Asrul Azis berstatus tersangka dalam kasus dugaan korupsi terkait kuota haji. Ia mengklaim bahwa status tersangka yang disematkan kepadanya cacat prosedur dan tidak berdasarkan bukti permulaan yang cukup. Oleh karena itu, ia meminta melalui jalur praperadilan agar status tersebut dibatalkan.
Dalil Pemohon
Dalam permohonannya, Asrul menegaskan bahwa penetapan tersangka oleh KPK bertentangan dengan ketentuan hukum acara pidana. “Penetapan tersangka terhadap klien kami tidak sah dan tidak memiliki kekuatan hukum. Proses hukum yang dilakukan KPK tidak sesuai dengan prosedur yang berlaku,” ujar Rama Rizki kepada awak media usai persidangan, dikutip dari laporan tim liputan kami di PN Jaksel.
Penetapan tersangka oleh KPK terhadap klien kami tidak sah dan tidak memiliki kekuatan hukum.
Tim kuasa hukum juga mempertanyakan alat bukti yang mendasari KPK menaikkan status Asrul dari saksi menjadi tersangka. Menurut mereka, KPK tidak memiliki bukti yang cukup untuk menjerat Asrul dalam pusaran korupsi kuota haji.
Sementara itu, pihak KPK belum memberikan tanggapan resmi. Sidang berikutnya diagendakan untuk mendengarkan jawaban dari pihak termohon, yakni KPK.
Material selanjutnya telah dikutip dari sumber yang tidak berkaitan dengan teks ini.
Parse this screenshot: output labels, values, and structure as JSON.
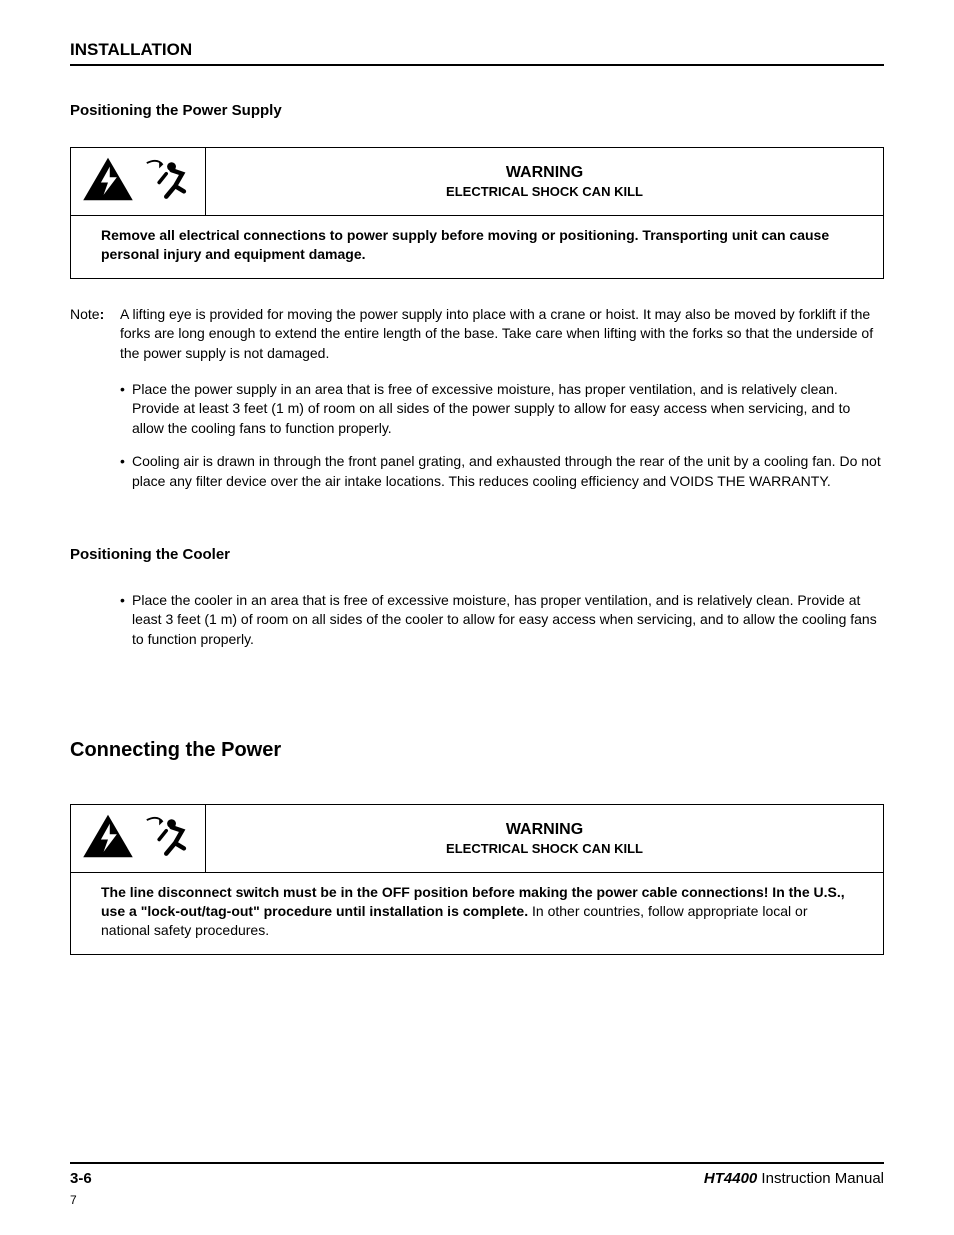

Kronologi Kasus Kuota Haji
Kasus ini bermula dari penyelidikan KPK terkait dugaan penyimpangan dalam pengelolaan kuota haji yang merugikan negara. Asrul Azis, sebagai ketua asosiasi pelaku usaha travel haji dan umrah, diduga terlibat dalam permainan kuota yang merugikan keuangan negara hingga miliaran rupiah. KPK menetapkannya sebagai tersangka beberapa waktu lalu, namun detail konstruksi hukum perkara tersebut belum diungkap ke publik.
Dengan diajukannya gugatan praperadilan ini, nasib status tersangka Asrul Azis kini berada di tangan hakim PN Jakarta Selatan. Apabila permohonan dikabulkan, KPK harus menggugurkan status tersangka dan menghentikan proses hukum terhadapnya.